Когда мы впервые приехали со станции и выскочили с Володей из тарантаса, в даче никого не было, а на стеклянной террасе была накрыта скатерть, лежал каравай чёрного хлеба и стоял кувшин парного молока. Так гостеприимно встретило нас Луговое.

В доме, пахнувшем свежим тёсом, было четыре комнаты. Мамина спальня, примечательная тем, что в наличнике одного из окон жило семейство летучих мышей (!). Потом — весёлая детская с окном на луга, маленькая проходная столовая, угловая комната нашей прислуги Саши и кухня — под лестницей на чердак. На чердаке было интересно. Но надо было осторожно перелезать через пыльные балки и пахло горячей от раскалённой крыши пылью.

Все три лета в Луговом были разные.

Это, первое лето, просто навалилось на нас с Володей изобилием природы, простора и безлюдья. Детей кругом не было, мне кажется, что это было, наверное, хорошо. Запомнила бы я так всё, что окружало нас?

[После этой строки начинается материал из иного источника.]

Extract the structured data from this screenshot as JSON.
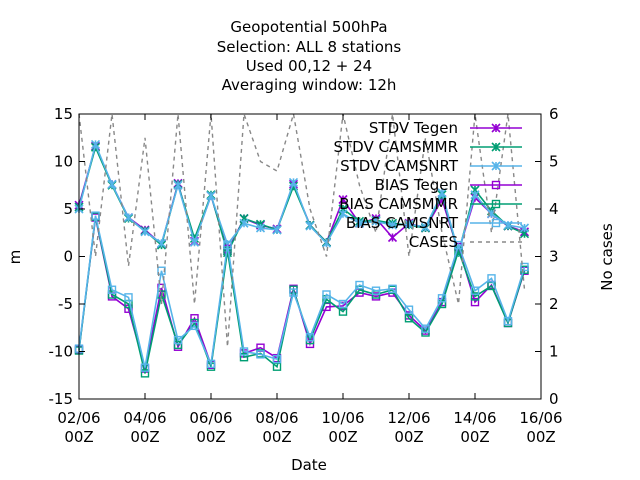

Мы исходили с Володей всё кругом. Мы перелазили на все возможные деревья. А когда я ходила в поле одна в белёсые, немного грустные дни без солнца, я сочинила длинную песенку на чьи-то слова из своей детской книжки. Песенка начиналась так:

Сорви меня. Я цветик белый. Кругом леса густой травы, Я, одинокий и несмелый, Поднять не смею головы.

Мне нравились эти печальные слова.

Все прежние дачные игры и развлечения: мячи, серсо, качели — тут были ни к чему. Володя затеял вскопать огород. Под его серьёзным руководством мы страшно аккуратно снимали дёрн, укладывая его барьерчиком. Мы ходили по пыльным луговым дорогам с детским ведёрком, деловито собирая конский навоз. И были потом свой салат и своя редиска. Ещё мы вздумали вырастить курицу из цыплёнка, случайно купленного у старичка. Привязали курицу за лапку на ниточку, потом отвязали. Она и не думала убегать; мы были в восторге. Сколько дождевых червяков переносил ей Володя: она наедалась ими до полного изумления и очень хорошо его изображала на лице. Но однажды ночью все проснулись от странных и весьма немелодичных звуков. Ничего не поняли. Только утром Саша объяснила нам, что наша курица — петух и это были его первые рулады.